I am referring to such men as Craven Laycock. Craven Laycock, next to George Ray Wicker, was the closest friend I had here. I came back to teach under him after I had been two years out of college, and when he became Dean of the College, I succeeded to his responsibilities in the Faculty as a teacher. He was always a close friend of mine of whom I was very fond and for whom I had great respect. I think of John K. Lord who was as a matter of fact never a teacher of mine, with whom I became very well acquainted when I happened to be a very young colleague of his in the Faculty, and I have cherished all my life with tremendous appreciation a letter which John K. Lord wrote to me on the occasion of my promotion to an Assistant Professorship in Dartmouth, one of the kindliest and most helpful things I ever received. I can't recite the whole list now but I must refer with great affection and admiration to Clothespins Richardson who seemed always to be a teacher of literature who was very much more interested in encouraging men to want to read books than in trying to catch them short on literary information. That was the kind of teacher that Clothespins Richardson was; may his tribe increase.
There is just one other thing, something that President Tucker used to mention occasionally in chapel services, particularly on Sunday night. That is the love of places. "The love a man has for the land of his birth and the hills that stand in his pathway," in the words of Henry W. Grady; or the longing for "my own white valley in the snow; my country, and the hills of home" in the lament of an anonymous poet. So the men of 1907 have felt through the years a deep and genuine attachment to the place that is Hanover: Balch Hill, the river, the Vale of Tempe, the park and the tower of the old Pine, and above all, the changing seasons and the sunshine and shadow of the campus so magnificently expressed by McDuffee in his great song.

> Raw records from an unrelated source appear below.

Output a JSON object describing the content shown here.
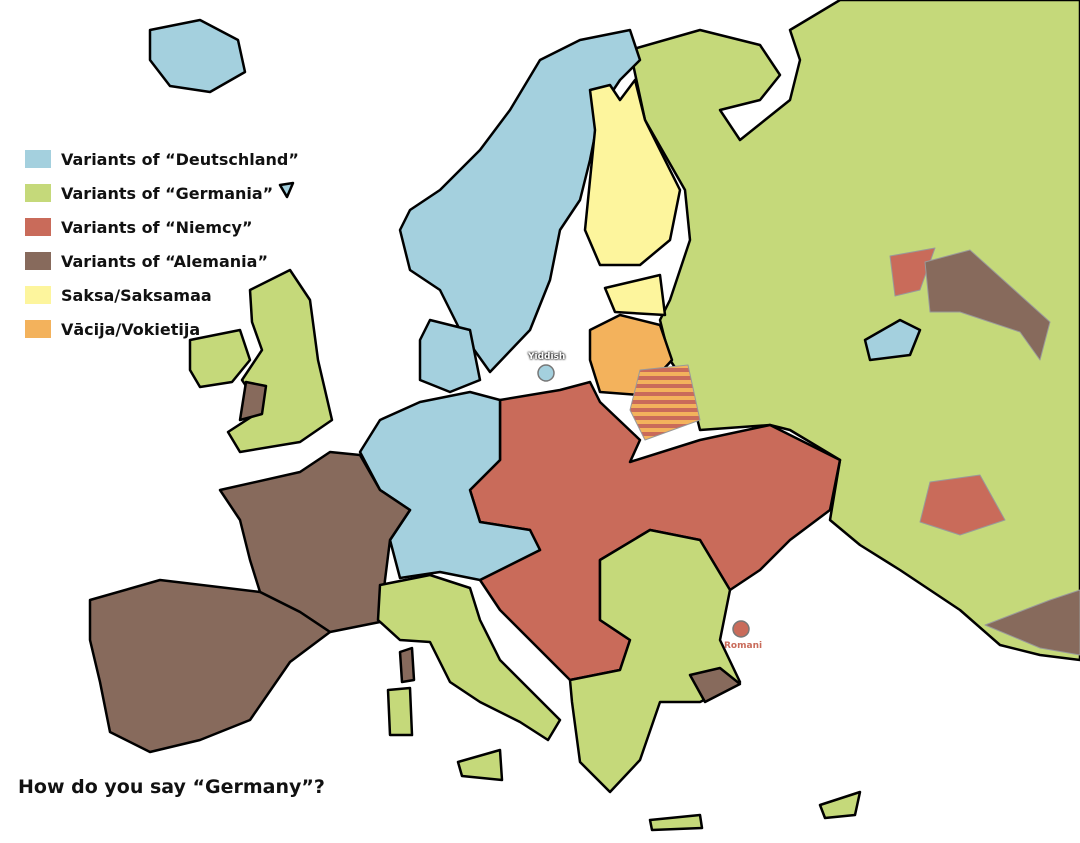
{
  "title": "How do you say “Germany”?",
  "colors": {
    "deutschland": "#a4d0de",
    "germania": "#c5d97a",
    "niemcy": "#c96b5a",
    "alemania": "#876a5c",
    "saksa": "#fdf59d",
    "vacija": "#f3b25c"
  },
  "legend": [
    {
      "key": "deutschland",
      "label": "Variants of “Deutschland”"
    },
    {
      "key": "germania",
      "label": "Variants of “Germania”"
    },
    {
      "key": "niemcy",
      "label": "Variants of “Niemcy”"
    },
    {
      "key": "alemania",
      "label": "Variants of “Alemania”"
    },
    {
      "key": "saksa",
      "label": "Saksa/Saksamaa"
    },
    {
      "key": "vacija",
      "label": "Vācija/Vokietija"
    }
  ],
  "labels": {
    "yiddish": "Yiddish",
    "romani": "Romani"
  }
}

Youth and the "long, long thoughts of youth" come briefly to an end. But the old College and its hallowed surroundings remain to serve and delight oncoming generations of Dartmouth men.
What word can a representative of the Class of 1907 say to the graduates of 1957? So many orators and poets have tried varying expressions, on innumerable occasions, of the words of wisdom appropriate for age to hand down to youth on days like this one, that I shall not attempt a new version. Rather I shall call on our old friend Robert Browning. He covered it all: inevitable fact, observable truth, sound philosophy, and good advice:
Grow old along with me! The best is yet to be, The last of life, for which the first was made:
Our times are in His hand Who saith, "A whole I planned, Youth shows but half: trust God: see all, nor be afraid!"
James M. O'Neill '07, of Lakeville, Conn.,who gave the 50-Year Address for his class.